Superior Court of Delaware, Sussex County
Dec 21, 2010
ID No. 0311002129 (Del. Super. Ct. Dec. 21, 2010)

Opinion

ID No. 0311002129.

Submitted: December 15, 2010.

Decided: December 21, 2010.

Upon Defendant's Motion for Postconviction Relief. Denied.

Edward C. Gill, Esquire, Georgetown, DE.

John F. Brady, Esquire, Lewes, DE.

Donald R. Bucklin, Esquire, Deputy Attorney General, Georgetown, DE.


Dear Counsel:

Pending before me is Defendant Rodolfo Osorto's first motion for postconviction relief, filed pursuant to Super. Ct. Crim. R.61 ("Rule 61"). Having considered the motion, defense counsel's affidavit, the State's answer and Defendant's reply, the Court concludes that Defendant is not entitled to relief.
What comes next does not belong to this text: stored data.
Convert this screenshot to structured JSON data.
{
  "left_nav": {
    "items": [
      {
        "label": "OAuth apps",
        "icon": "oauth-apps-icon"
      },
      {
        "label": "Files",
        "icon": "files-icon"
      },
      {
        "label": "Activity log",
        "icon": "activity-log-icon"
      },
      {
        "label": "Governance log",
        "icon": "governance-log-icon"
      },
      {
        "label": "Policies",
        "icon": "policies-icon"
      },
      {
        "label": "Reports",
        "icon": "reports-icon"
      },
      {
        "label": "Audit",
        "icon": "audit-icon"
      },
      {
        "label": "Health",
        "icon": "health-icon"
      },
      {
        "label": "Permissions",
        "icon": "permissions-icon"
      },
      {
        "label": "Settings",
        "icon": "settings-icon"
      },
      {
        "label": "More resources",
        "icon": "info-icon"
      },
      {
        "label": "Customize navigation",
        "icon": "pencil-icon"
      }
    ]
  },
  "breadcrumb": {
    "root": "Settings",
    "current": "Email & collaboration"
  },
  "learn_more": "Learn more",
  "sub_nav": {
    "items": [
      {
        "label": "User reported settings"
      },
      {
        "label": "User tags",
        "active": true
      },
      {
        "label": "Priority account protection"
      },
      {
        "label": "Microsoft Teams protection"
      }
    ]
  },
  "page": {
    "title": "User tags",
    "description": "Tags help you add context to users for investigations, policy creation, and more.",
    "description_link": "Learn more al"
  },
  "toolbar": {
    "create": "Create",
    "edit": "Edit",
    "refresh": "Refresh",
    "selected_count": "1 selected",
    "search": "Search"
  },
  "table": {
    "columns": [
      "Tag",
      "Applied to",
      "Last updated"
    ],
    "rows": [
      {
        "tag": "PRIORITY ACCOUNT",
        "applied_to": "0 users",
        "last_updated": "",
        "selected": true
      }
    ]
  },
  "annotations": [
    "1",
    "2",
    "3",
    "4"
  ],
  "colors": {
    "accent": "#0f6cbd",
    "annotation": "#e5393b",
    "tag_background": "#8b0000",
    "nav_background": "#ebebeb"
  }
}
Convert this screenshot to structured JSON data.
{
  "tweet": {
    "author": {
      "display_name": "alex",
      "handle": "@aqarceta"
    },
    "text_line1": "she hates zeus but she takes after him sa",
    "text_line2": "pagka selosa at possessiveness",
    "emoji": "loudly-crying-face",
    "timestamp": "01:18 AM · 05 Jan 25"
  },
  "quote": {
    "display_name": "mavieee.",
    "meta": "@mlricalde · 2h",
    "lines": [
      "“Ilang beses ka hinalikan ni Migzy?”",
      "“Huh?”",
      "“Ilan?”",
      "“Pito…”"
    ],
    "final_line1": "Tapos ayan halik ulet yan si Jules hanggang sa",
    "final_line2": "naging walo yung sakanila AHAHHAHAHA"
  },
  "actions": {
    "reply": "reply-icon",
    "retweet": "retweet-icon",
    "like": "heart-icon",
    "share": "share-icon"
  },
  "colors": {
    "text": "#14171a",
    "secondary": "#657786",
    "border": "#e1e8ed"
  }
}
This Court vacated its decision summarily dismissing the motion and ordered expansion of the record, pursuant to Rule 61(f) and (g).

Defendant argues that his defense attorney was constitutionally ineffective in his representation, and that but for counsel's conduct, Defendant would not have accepted the plea offer. A claim of ineffectiveness of counsel is typically raised for the first time in a postconviction relief motion. Defendant's motion was timely filed, and the Rule's other procedural bars do not apply.

Desmond v. State, 654 A.2d 821, 829 (Del. 1994).

To prevail on the merits, Defendant must show first that defense counsel's conduct fell below an objective standard of reasonableness. He must also show that there is a reasonable probability that, but for counsel's errors, he would not have pled guilty but would have insisted on going to trial.

Cannon v. State, 2007 WL 2323790 (Del.) (citing Hill v. Lockhart, 474 U.S. 52, 58 (1985)).

The record shows the following relevant facts. The collision occurred in Sussex County on July 20, 2003 at approximately 1:30 a.m. While traveling west on State Route 20, Defendant crossed into the east-bound lane in order to pass the car ahead of him. While still in the east bound lane, Defendant's Dodge Caravan struck an oncoming Ford Taurus traveling east. As a result of the collision, one passenger of the Taurus was killed, and the driver and the two other passengers were injured.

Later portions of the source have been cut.